資格取得のための授業で叩き込まれるものは、人間に対する尊厳だ。そしてその尊厳を日常生活で具現化したものが、配慮なんじゃないかと思う。この作品でいうところの、善意だ。その感覚がずっとついてまわるものだから、もはや善意が、「偏見」となってつきまとい、わたしの心を支配する。

「壮絶な環境」、それによって勝手に「壮絶な環境で育った子ども」のストーリーが作られ、その子に関わる大人が配慮をする。当然のことだ。そしてそれは経験として積み重なっていく。そのストーリーは、ある子どもとある子どもには通用したかもしれない。けれど、他の子には通用しないかもしれない。にも関わらず、偏見として身についてしまった善意が威力を発し、さらに経験を強固にする。さらなる善意が身につく。善意の雪だるま。そんなものただのはりぼてなのに。

こうした方がいい、読み進めながら何度も思った。然るべき手続きをふんだ方がいい、警察に相談した方がいい、するすると、わたしの心は声を発し、物語の進行にブレーキをかける。それなのに、ページをめくる手が止まらない。この矛盾はなんなのだ。わたしの心は、グラグラと揺さぶられる。自分の中にあった偏見。それを改めて見つめる。下記にあるインタビュー記事で、同様に戒めをしてる人も多いんだなって、わかった。

「4章 彼のはなしⅠ」で、そんな理性と偏見なんて一気にぶっ飛んで、苦しくて泣いた。

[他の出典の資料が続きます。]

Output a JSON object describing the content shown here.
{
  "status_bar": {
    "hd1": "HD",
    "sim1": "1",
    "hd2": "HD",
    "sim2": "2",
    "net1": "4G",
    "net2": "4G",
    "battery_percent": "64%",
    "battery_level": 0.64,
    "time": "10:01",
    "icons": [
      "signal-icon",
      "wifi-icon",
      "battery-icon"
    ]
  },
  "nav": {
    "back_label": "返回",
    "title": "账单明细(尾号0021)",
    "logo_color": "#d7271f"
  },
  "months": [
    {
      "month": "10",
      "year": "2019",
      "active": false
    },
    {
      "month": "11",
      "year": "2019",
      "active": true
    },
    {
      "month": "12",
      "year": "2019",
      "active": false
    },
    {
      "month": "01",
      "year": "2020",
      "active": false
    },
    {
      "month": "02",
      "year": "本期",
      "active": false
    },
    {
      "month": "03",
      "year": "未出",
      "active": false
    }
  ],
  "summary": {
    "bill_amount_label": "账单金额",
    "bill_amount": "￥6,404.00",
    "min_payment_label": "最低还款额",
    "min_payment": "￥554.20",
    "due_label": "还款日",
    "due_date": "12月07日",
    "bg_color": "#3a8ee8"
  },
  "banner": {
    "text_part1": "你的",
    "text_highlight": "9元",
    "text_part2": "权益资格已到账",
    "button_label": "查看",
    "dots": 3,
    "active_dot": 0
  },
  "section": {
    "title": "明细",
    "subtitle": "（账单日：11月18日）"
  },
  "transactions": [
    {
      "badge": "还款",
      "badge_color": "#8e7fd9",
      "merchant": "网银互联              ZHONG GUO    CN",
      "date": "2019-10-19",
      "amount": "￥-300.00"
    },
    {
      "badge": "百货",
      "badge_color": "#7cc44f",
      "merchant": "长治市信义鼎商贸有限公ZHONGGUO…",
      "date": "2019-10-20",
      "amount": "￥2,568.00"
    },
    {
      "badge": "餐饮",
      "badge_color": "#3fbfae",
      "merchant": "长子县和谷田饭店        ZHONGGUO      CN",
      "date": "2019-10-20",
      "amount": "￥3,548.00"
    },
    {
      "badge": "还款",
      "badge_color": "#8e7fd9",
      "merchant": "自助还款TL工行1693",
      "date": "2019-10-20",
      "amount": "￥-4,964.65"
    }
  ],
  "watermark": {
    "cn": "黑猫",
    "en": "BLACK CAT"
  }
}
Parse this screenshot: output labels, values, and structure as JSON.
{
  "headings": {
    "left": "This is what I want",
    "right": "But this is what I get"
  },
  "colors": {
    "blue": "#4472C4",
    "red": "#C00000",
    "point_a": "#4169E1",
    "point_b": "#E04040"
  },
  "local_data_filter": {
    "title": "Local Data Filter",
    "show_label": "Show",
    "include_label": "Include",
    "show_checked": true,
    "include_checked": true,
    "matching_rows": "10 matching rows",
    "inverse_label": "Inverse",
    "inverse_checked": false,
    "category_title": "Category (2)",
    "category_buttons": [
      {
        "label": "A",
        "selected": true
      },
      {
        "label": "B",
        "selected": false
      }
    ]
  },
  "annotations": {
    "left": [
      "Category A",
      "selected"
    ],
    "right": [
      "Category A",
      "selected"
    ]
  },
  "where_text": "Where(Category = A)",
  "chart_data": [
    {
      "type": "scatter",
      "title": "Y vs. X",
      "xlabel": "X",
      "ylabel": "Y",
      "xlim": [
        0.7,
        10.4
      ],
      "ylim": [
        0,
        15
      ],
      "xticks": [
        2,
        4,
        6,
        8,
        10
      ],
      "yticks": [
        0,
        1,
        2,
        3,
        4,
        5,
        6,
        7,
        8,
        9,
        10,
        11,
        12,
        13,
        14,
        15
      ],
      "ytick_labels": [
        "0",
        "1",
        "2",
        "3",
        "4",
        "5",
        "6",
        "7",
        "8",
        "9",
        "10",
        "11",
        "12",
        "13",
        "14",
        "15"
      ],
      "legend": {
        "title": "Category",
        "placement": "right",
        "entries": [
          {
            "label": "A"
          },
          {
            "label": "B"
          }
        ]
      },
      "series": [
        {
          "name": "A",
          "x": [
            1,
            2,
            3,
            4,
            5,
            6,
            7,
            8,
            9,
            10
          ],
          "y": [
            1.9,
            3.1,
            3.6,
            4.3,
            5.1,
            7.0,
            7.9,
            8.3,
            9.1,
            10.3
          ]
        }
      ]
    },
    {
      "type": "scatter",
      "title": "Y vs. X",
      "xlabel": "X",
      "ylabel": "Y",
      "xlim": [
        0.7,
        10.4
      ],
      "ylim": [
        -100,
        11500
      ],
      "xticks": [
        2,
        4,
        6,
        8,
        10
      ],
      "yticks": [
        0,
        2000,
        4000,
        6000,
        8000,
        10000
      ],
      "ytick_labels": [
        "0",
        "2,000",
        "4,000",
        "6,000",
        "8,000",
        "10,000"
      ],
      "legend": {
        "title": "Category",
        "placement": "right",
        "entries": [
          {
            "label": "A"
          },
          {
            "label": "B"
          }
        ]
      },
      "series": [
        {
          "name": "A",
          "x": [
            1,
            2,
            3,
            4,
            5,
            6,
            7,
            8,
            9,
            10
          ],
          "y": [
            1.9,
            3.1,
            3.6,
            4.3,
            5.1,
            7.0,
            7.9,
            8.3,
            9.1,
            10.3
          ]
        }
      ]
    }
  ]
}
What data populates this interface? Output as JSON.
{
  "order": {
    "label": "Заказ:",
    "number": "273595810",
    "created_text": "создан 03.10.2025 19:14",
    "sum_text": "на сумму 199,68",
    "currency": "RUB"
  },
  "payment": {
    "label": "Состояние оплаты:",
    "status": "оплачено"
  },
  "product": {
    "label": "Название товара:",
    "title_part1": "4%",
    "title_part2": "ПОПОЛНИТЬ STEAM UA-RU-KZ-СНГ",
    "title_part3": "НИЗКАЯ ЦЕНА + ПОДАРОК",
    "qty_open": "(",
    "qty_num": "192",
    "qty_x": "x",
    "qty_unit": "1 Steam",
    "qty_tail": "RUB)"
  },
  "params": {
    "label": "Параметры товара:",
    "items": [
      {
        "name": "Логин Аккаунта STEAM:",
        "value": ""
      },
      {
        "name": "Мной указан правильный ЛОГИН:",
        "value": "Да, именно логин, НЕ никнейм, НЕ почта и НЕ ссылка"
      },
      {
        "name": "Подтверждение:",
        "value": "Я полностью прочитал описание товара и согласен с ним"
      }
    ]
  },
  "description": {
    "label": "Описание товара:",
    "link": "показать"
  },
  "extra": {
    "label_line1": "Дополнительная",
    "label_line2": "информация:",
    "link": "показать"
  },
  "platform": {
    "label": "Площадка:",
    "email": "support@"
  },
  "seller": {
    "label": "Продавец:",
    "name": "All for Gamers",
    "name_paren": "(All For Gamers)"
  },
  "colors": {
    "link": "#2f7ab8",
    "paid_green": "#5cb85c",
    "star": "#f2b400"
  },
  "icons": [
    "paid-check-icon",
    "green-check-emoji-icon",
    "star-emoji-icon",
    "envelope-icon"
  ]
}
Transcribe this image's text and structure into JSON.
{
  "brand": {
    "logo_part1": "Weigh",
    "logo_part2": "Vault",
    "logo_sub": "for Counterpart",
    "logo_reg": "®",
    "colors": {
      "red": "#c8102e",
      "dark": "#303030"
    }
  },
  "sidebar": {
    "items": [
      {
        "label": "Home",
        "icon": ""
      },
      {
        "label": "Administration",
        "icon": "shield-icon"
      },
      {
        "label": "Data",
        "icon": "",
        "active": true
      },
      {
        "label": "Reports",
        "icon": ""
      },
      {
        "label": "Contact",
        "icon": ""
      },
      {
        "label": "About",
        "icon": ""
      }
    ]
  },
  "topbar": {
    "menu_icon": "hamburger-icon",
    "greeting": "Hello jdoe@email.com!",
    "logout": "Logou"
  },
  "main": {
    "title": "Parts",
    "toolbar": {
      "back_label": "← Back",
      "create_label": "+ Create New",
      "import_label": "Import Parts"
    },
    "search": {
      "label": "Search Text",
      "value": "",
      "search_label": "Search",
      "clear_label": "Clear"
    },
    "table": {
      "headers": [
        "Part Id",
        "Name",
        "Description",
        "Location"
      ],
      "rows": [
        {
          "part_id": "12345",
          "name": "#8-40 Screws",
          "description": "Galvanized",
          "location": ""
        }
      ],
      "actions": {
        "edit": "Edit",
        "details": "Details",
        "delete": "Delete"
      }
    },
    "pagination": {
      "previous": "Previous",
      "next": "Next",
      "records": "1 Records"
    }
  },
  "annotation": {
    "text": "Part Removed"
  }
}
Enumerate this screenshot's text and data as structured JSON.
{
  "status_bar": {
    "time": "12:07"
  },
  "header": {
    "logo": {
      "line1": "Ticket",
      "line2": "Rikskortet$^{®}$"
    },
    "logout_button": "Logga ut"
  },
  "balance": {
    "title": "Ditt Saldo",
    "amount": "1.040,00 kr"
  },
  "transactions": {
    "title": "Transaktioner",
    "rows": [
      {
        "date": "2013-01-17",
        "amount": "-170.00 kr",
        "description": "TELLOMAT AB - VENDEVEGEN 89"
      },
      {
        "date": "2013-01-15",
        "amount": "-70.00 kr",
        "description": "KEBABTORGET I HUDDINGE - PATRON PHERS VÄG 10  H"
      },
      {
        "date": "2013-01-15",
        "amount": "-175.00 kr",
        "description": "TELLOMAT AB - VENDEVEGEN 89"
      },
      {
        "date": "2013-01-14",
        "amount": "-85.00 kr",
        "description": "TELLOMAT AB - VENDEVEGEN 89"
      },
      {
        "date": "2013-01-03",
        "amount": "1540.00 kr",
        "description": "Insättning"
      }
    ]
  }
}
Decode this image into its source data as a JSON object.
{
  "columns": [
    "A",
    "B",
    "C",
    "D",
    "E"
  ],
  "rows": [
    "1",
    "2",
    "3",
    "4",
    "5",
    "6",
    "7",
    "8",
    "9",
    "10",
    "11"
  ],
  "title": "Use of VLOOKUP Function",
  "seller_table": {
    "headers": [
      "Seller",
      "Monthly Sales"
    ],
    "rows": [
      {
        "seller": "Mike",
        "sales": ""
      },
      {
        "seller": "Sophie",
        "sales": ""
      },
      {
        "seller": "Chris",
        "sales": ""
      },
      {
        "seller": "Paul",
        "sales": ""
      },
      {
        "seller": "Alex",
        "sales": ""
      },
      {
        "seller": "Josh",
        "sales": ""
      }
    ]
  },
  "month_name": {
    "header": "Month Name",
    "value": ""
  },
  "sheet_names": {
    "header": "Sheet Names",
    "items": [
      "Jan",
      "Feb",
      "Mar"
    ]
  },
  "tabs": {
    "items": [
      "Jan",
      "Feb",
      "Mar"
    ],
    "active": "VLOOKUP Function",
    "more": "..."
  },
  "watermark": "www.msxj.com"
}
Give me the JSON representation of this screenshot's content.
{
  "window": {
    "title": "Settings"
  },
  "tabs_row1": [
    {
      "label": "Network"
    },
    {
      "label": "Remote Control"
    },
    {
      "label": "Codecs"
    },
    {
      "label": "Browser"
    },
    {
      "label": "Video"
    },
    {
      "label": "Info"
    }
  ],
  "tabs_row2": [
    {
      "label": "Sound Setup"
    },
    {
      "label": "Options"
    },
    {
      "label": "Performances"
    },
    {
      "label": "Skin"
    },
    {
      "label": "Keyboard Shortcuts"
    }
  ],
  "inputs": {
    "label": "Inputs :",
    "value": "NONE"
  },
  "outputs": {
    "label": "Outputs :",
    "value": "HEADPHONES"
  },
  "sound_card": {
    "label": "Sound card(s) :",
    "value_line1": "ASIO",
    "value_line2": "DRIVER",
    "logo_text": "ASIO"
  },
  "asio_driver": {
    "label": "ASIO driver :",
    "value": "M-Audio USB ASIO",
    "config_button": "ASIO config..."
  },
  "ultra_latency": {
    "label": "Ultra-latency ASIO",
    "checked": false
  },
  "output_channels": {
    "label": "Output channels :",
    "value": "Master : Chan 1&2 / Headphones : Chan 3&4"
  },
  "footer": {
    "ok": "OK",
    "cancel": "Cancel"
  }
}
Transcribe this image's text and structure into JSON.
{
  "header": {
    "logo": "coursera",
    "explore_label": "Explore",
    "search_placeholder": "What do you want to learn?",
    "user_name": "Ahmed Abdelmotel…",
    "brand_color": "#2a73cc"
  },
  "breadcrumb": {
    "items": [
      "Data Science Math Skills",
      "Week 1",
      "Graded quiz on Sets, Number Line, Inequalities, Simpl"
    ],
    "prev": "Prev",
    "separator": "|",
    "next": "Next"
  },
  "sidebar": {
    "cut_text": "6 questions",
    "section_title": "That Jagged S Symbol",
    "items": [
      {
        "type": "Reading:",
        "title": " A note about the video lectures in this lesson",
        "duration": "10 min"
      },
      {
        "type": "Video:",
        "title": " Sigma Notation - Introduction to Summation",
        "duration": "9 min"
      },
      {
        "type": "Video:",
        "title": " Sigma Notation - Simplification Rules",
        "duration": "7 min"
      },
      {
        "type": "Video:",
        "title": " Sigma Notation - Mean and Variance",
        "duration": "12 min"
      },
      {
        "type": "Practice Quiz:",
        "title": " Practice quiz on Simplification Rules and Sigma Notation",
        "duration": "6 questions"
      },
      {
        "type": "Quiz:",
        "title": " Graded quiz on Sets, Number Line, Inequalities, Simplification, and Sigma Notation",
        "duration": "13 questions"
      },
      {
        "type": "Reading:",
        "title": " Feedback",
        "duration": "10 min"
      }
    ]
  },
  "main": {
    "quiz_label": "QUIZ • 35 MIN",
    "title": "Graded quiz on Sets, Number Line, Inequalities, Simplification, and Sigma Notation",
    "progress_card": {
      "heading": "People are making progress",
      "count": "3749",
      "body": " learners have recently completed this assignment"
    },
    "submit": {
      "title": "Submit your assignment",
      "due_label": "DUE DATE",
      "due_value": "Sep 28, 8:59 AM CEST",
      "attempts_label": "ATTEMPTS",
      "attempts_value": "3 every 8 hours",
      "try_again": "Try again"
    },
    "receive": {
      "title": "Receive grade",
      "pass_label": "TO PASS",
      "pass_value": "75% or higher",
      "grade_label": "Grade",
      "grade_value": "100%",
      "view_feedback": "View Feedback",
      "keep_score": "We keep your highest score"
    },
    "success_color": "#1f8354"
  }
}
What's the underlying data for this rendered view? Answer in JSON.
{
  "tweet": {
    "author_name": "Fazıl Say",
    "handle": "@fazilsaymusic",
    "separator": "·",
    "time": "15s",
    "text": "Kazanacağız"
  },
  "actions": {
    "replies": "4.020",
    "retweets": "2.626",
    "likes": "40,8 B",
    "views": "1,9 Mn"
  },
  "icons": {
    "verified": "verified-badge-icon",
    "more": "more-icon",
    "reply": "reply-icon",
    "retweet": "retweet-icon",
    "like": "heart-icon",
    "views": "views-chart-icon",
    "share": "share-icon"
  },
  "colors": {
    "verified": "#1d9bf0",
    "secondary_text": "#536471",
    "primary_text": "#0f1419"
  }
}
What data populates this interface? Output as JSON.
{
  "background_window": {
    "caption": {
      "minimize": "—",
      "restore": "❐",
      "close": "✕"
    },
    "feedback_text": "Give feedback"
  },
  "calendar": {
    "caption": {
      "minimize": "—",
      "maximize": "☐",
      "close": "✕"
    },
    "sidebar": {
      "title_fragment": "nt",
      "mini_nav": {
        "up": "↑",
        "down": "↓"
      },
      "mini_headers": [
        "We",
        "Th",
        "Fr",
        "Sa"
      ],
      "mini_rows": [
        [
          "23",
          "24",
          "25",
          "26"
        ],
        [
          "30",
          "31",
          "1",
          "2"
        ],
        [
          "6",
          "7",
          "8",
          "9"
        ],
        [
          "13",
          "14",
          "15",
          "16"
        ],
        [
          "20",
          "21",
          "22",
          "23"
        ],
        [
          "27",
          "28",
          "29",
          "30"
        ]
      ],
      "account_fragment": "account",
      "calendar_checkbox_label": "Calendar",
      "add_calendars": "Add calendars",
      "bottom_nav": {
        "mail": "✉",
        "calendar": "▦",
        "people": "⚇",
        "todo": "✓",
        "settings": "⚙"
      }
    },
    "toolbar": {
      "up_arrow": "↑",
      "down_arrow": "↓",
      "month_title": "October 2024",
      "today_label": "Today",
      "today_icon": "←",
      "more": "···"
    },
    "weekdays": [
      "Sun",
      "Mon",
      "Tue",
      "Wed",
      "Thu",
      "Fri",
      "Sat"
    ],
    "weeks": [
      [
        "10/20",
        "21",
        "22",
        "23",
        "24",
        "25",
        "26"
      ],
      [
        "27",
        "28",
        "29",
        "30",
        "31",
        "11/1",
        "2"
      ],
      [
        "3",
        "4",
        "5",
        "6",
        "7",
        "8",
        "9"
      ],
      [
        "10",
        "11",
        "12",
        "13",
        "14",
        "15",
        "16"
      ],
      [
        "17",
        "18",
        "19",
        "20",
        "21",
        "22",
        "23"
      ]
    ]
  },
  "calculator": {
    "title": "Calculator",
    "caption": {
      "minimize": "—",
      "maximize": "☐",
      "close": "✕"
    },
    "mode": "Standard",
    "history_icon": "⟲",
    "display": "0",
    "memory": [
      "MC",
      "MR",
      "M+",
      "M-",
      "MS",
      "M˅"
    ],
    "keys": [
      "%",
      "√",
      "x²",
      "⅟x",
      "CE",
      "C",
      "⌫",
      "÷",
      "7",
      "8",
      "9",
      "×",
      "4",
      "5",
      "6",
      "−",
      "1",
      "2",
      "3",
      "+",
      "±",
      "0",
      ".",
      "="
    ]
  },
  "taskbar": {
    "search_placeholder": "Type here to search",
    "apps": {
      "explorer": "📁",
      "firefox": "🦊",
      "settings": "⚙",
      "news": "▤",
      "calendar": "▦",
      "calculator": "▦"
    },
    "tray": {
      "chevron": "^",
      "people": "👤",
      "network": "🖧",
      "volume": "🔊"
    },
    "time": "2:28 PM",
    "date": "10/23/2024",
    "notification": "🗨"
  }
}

全部で313ページ。これほどのページを費やしても、その中で強く強く、誰かのことを想っても、その思慕には名前がない。この二人の関係性にも名前がない。その名前のない世界の中で、生きるということ。つきまとう情報と好奇の目。不安と恐怖。けれど、二人でいたら、二人にさえ、わかりあえる確かなものがあれば、そこにあるのは安心と平穏、なのかもしれない。「いつ」とか「どこで」が問題じゃない、出会いって。

インタビュー記事を読んだ。
「家族の絆」の美しさと正しさに、追い詰められていく人もいる、と題されたインタビュー。
(https://mi-mollet.com/articles/-/23471)
凪良さんがBL出身の作家さんだというのは別のインタビューで知っていて、文の描写はまさにBLという作品から飛び出してきたかのように感じられるほど、美しく儚げだった。
インタビューの中で、「家族」や「絆」に違和感を持っていると語る凪良さん。血縁、というだけでがんじがらめにされる社会。すべて血縁で片付けられると、そこにはまらない人たちは苦しくなる。そんな苦しさを抱えている人にとっては、紛れもなく救いの作品になる。

読み終わってから、パタンと、本を閉じる。改めて見る表紙の写真。この本を開く前とは、全く印象が違って見えた。